Вошёл паж и доложил его светлости, что государыня опять велела просить его во дворец.
– Скажи, сейчас буду, – отвечал с сердцем герцог.
– Не задерживаю ли вашу светлость? – спросил Остерман, привстав несколько на свою трость.
– Успею ещё! Наш разговор важнее… Видите ли теперь, мой почтеннейший граф, что губит меня!.. Внимание, милости ко мне императрицы!.. Её величество знает мою преданность к себе, к выгодам России… она поверяет мне малейшие тайны свои, свои опасения насчёт её болезни, будущности России… И коронованные главы такие же смертные… что тогда?.. Я говорю с вами как с другом…
– Мы увидим, мы уладим.
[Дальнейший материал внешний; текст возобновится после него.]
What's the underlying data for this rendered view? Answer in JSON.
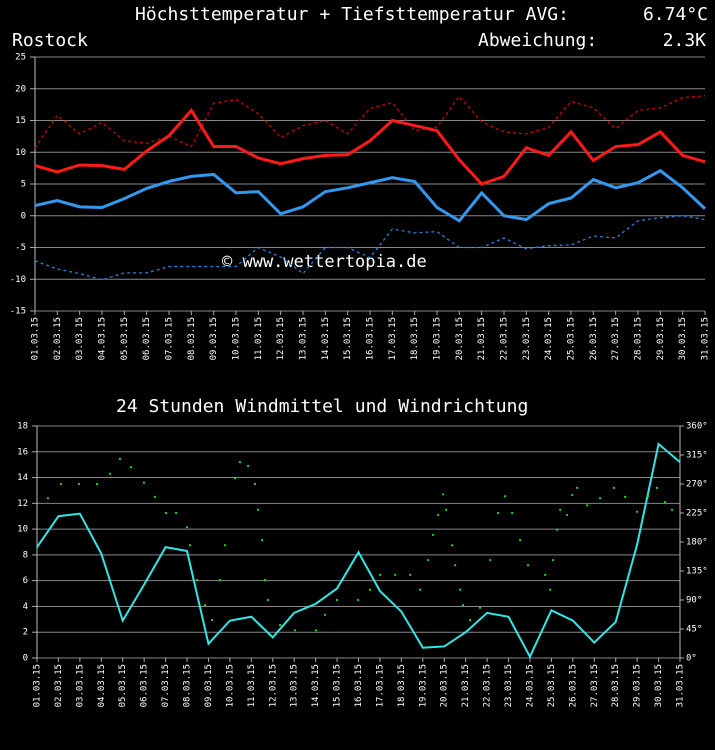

Разве бразды правления выпадут тогда скорее из рук… нежели теперь? Кто ж твёрже и благоразумнее может?.. (Здесь Остерман сощурил свои лисьи глазки.)
– О! Разве с помощью моего умного друга, как вы!.. Впрочем, я и теперь уступил бы…
– Уступка будет слабостью с вашей стороны. Честь ваша, честь империи требуют, чтоб вы были тверды.
– Я пожертвовал бы собою, я бросился бы, как второй Коклес, в пропасть, лишь бы спасти государство; но знаю, что удаление моё будет гибелью его. Тогда ждите себе сейчас в канцлеры – кого ж? гуляку, удальца, возничего, который проводит ночи в пировании с приятелями, переряжается кучером и разъезжает по… – Бирон плюнул с досадой – дерзкого на слова, на руку, который, того и гляди, готов во дворце затеять кулачный бой, лишь бы имел себе подобного… Поделает из государственного кабинета австерию…[89] и горе тому, кто носит только немецкое имя!
За дверьми послышался крупный разговор.
– Слышите?.. Его голос! Видите, граф, у меня в доме, во дворце, меня осаждают… Без докладу! Как это пахнет русским мужиком!.. И вот ваш будущий канцлер!.. Того и гляди, придёт нас бить!.. Вашу руку, граф!.. Заодно – действовать сильно, дружно – не так ли?.. Вы… ваши друзья… или я еду в Курляндию.
Эти последние слова были произнесены почти шёпотом, но твёрдо. Герцог указал на дверь, кивнув головой, как бы хотел сказать: возитесь вы тогда с ним!.. Вице-канцлер, внимая разительным убеждениям Бирона, сделал из руки щит над ухом, чтобы лучше слышать, поднимал изредка плеча, как бы сожалея, что не все слова слышать может, однако ж к концу речи герцога торопливо, но крепко пожал ему руку, положил перст на губы и спешил опустить свою руку на трость, обратя разговор на посторонний предмет.
В самом деле, говоривший за дверью кабинета был Волынский, но как он туда пришёл и с кем крупно беседовал, надо знать наперёд.
Кабинет-министр, рассерженный неудачею своего послания к Мариорице и хлопотами по устроению праздника и ледяного дома, входил на лестницу Летнего дворца. Ему навстречу Эйхлер. Вероятно, обрадованный возвышением своим, он шёл, считая звёзды на потолке сеней, и в своём созерцании толкнул Артемия Петровича.
– Невежа! – вскричал этот, – не думает и извиняться! Видно, каков поп, таков и приход.
Лицо Эйхлера побагровело от досады; однако ж он не отвечал.